14. Por otro lado, resulta oportuno reiterar el carácter excepcional de la limitación de la responsabilidad con respecto al principio general de la responsabilidad patrimonial plena proveniente del derecho civil, teniendo en cuenta que aquel ha sido concebido fundamentalmente como una respuesta a la necesidad de obtener importantes concentraciones de capitales para el ejercicio de actividades de contenido económico, lo cual no es el supuesto de autos; correspondiendo observar en todo caso, la existencia de otros recursos de carácter no societario que sin comprometer el principio general –inherente, por otra parte, a la naturaleza de las actividades profesionales- cuya aplicación puede en ciertos supuestos arrojar consecuencias equiparables, tales como las cláusulas de dispensa de culpa entendidas en su justo significado y los seguros por responsabilidad civil profesional.
15. Finalmente, tampoco se ignora que la ley 19550, en su artículo 3º, prevé la posibilidad de funcionamiento de asociaciones de cualquier objeto, bajo la forma de sociedad, pero de ello no se sigue necesariamente que las personas que ejercen profesiones liberales puedan adaptar el molde de las sociedades comerciales, amparándose en la híbrida figura antes mencionada. En primer lugar porque el mencionado artículo 3º se refiere a “asociaciones”, en clara alusión a las asociaciones civiles y no a las sociedades civiles, y en segundo lugar, por cuanto se trata, dicha norma, de una excepción concreta a la definición que el artículo 1º hace de las sociedades comerciales, de la cual no pueden extraerse principios generales, habida cuenta su excepcionalidad. No debe olvidarse que la extraña situación prevista por el artículo 3º de la ley 19550 fue elaborada para dar concreta solución a determinadas situaciones fácticas existentes el momento de la redacción de la ley de sociedades comerciales y que habían merecido la aprobación por este Organismo ( Hindú Club y Tortugas Country Club ), lo cual constituyó un notorio desacierto, que la doctrina se ha encargado de señalar ( Biagosch Facundo, “Asociaciones Civiles”, Ed. Ad – Hoc, 2000, página 241 y siguientes ).
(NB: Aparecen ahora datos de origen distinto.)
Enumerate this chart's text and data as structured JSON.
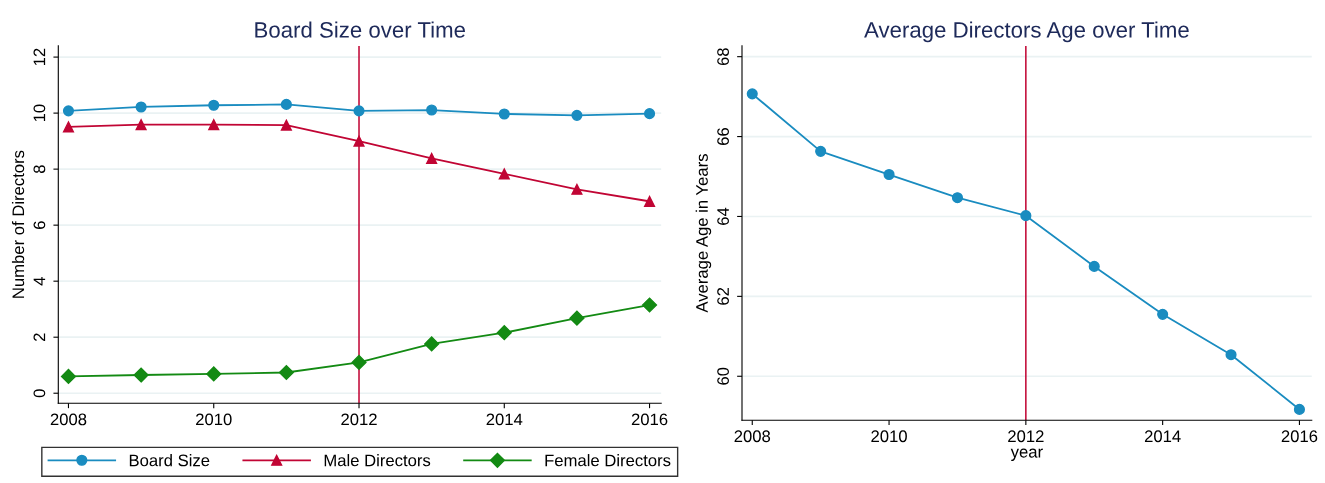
{
  "chart_data": [
    {
      "type": "line",
      "title": "Board Size over Time",
      "ylabel": "Number of Directors",
      "x": [
        2008,
        2009,
        2010,
        2011,
        2012,
        2013,
        2014,
        2015,
        2016
      ],
      "xlim": [
        2007.86,
        2016.16
      ],
      "xticks": [
        2008,
        2010,
        2012,
        2014,
        2016
      ],
      "ylim": [
        -0.36,
        12.4
      ],
      "yticks": [
        0,
        2,
        4,
        6,
        8,
        10,
        12
      ],
      "grid": "y",
      "legend": "bottom",
      "series": [
        {
          "name": "Board Size",
          "color": "#1a8cc0",
          "marker": "circle",
          "values": [
            10.08,
            10.22,
            10.28,
            10.31,
            10.08,
            10.11,
            9.97,
            9.92,
            9.98
          ]
        },
        {
          "name": "Male Directors",
          "color": "#c10534",
          "marker": "triangle",
          "values": [
            9.51,
            9.59,
            9.59,
            9.57,
            9.0,
            8.38,
            7.83,
            7.28,
            6.85
          ]
        },
        {
          "name": "Female Directors",
          "color": "#138a13",
          "marker": "diamond",
          "values": [
            0.6,
            0.65,
            0.69,
            0.74,
            1.1,
            1.76,
            2.16,
            2.68,
            3.15
          ]
        }
      ],
      "ref_lines": [
        {
          "axis": "x",
          "value": 2012,
          "color": "#c10534"
        }
      ]
    },
    {
      "type": "line",
      "title": "Average Directors Age over Time",
      "xlabel": "year",
      "ylabel": "Average Age in Years",
      "x": [
        2008,
        2009,
        2010,
        2011,
        2012,
        2013,
        2014,
        2015,
        2016
      ],
      "xlim": [
        2007.85,
        2016.18
      ],
      "xticks": [
        2008,
        2010,
        2012,
        2014,
        2016
      ],
      "ylim": [
        58.9,
        68.27
      ],
      "yticks": [
        60,
        62,
        64,
        66,
        68
      ],
      "grid": "y",
      "marker": "circle",
      "series": [
        {
          "color": "#1a8cc0",
          "values": [
            67.07,
            65.63,
            65.05,
            64.47,
            64.02,
            62.75,
            61.55,
            60.54,
            59.17
          ]
        }
      ],
      "ref_lines": [
        {
          "axis": "x",
          "value": 2012,
          "color": "#c10534"
        }
      ]
    }
  ]
}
16. Por todo ello y lo dispuesto por los artículos 6º y 167 de la Ley 19550 y disposiciones legales citadas en los considerandos que anteceden:

EL INSPECTOR GENERAL DE JUSTICIA
RESUELVE:

Artículo 1º - No hacer lugar a la inscripción en el Registro Público de Comercio del acto constitutivo de la sociedad “GHIANO, RE Y ASOCIADOS SOCIEDAD ANÓNIMA”, en tanto no se suprima de la cláusula “segunda” de los estatutos sociales, lo referido a las incumbencias propias de los profesionales de ciencias económicas reguladas por las Leyes Nº 20488 y Nº 466, ésta segunda de la Ciudad Autónoma de Buenos Aires.
Artículo 2º - Regístrese, notifíquese por cédula y archívese.